While it seems at any given time that fleets of Nordhavns explore the far reaches of the world, one Nordhavn in particular is staying perfectly still in the waters of Rhode Island, earning her keep in a very exciting manner.
Emmy® Award winning film producer Sprague Theobald’s Nordhavn 57, “Bagan”, has been chartered by the Rhode Island Marine Archaeology Project (RIMAP) to act as a floating production facility and administrative platform. RIMAP is engaged in a multi-year study of the Revolutionary War shipwrecks in Rhode Island. With support this year from the National Oceanic and Atmospheric Administration (NOAA), RIMAP is continuing to locate and identify the 13 British transports sunk in Newport Harbour on August 5-9, 1778. The British, who controlled Narragansett Bay at the time, scuttled these ships to blockade the city and to protect it from the threatening French fleet.

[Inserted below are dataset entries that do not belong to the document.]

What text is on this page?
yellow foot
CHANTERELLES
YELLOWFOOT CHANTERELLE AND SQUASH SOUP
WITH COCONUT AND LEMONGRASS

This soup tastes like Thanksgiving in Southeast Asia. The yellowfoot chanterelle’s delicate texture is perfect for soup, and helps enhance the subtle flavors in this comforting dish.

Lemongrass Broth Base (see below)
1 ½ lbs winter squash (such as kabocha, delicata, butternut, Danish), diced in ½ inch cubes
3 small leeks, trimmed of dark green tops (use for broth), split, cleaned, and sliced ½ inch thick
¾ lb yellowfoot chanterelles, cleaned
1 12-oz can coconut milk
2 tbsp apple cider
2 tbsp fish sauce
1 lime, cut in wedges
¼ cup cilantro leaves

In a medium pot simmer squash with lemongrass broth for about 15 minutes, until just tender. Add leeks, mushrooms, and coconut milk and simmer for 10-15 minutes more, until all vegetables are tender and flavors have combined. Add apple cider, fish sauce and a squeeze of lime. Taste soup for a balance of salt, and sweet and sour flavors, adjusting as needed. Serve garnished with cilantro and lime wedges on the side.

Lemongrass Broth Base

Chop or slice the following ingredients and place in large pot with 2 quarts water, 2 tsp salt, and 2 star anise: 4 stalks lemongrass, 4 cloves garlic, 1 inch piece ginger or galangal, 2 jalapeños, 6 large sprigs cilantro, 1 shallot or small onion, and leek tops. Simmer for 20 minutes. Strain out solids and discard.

Study of the Revolutionary War transports is worthy in its own right, but RIMAP has found documentary evidence to prove that the “Lord Sandwich”, which was among the 13 sunken transports, had been the “Endeavour” Bark that carried Captain James Cook on his first circumnavigation of the world. The possibility that the “Endeavour” may be found has generated international interest in RIMAP’s study of the Revolutionary War ships lost in Newport, and the Australian National Maritime Museum intermittently sends staff to join RIMAP in its search for Captain Cook’s ship.
Historic maps and narrative descriptions give a good idea of where in Newport Harbour the transports were most likely sunk, but in the 225+ years since their loss, part of the area has been dredged, part is a mooring field, and part has been a large ship anchorage. Although it’s unlikely that all of the transports have survived such disturbance, RIMAP has located more than half of the fleet, increasing the chance that the “Endeavour” may be found.
All that is left today of a Revolutionary War period ship sunk in Rhode Island waters is a pile of ballast stone that stands slightly proud off the bottom. Remote sensing gear can generate information about such anomalies in the harbour, and with the 2007 NOAA grant, RIMAP chartered “Bagan” to support a side scan sonar survey made by Garry Kozak of L-3 Communications Klein Associates Inc., which specializes in underwater imaging systems. Despite the interference of Tall Ships, commercial vessels, and various racing fleets during the continuous twelve hours of the July survey, “Bagan” conducted herself magnificently.
Once the remote sensing was completed, RIMAP deployed archaeologically-trained SCUBA divers to determine which anomalies were geology, modern debris, or the sought-for ballast piles. Finding the ballast piles was only the first step in the study, and now RIMAP has begun the labor-intense process of mapping the study area. “Bagan” continues her reliable and dependable support as Theobald documents the early stages of RIMAP’s search and survey work.
Archival research has determined the size of each transport, where she was built, what troops she carried, whether or not she was burned when scuttled in Newport, and where she had traveled before coming to Rhode Island. RIMAP’s future underwater surveys will try to determine which ballast piles on the bottom of Newport Harbour match these features and conditions. With luck and hard work RIMAP hopes to identify specific ship sites, including the “Lord Sandwich” ex-“Endeavour” Bark. Sprague Theobald and his Nordhavn 57, “Bagan”, will follow and document this remarkable process.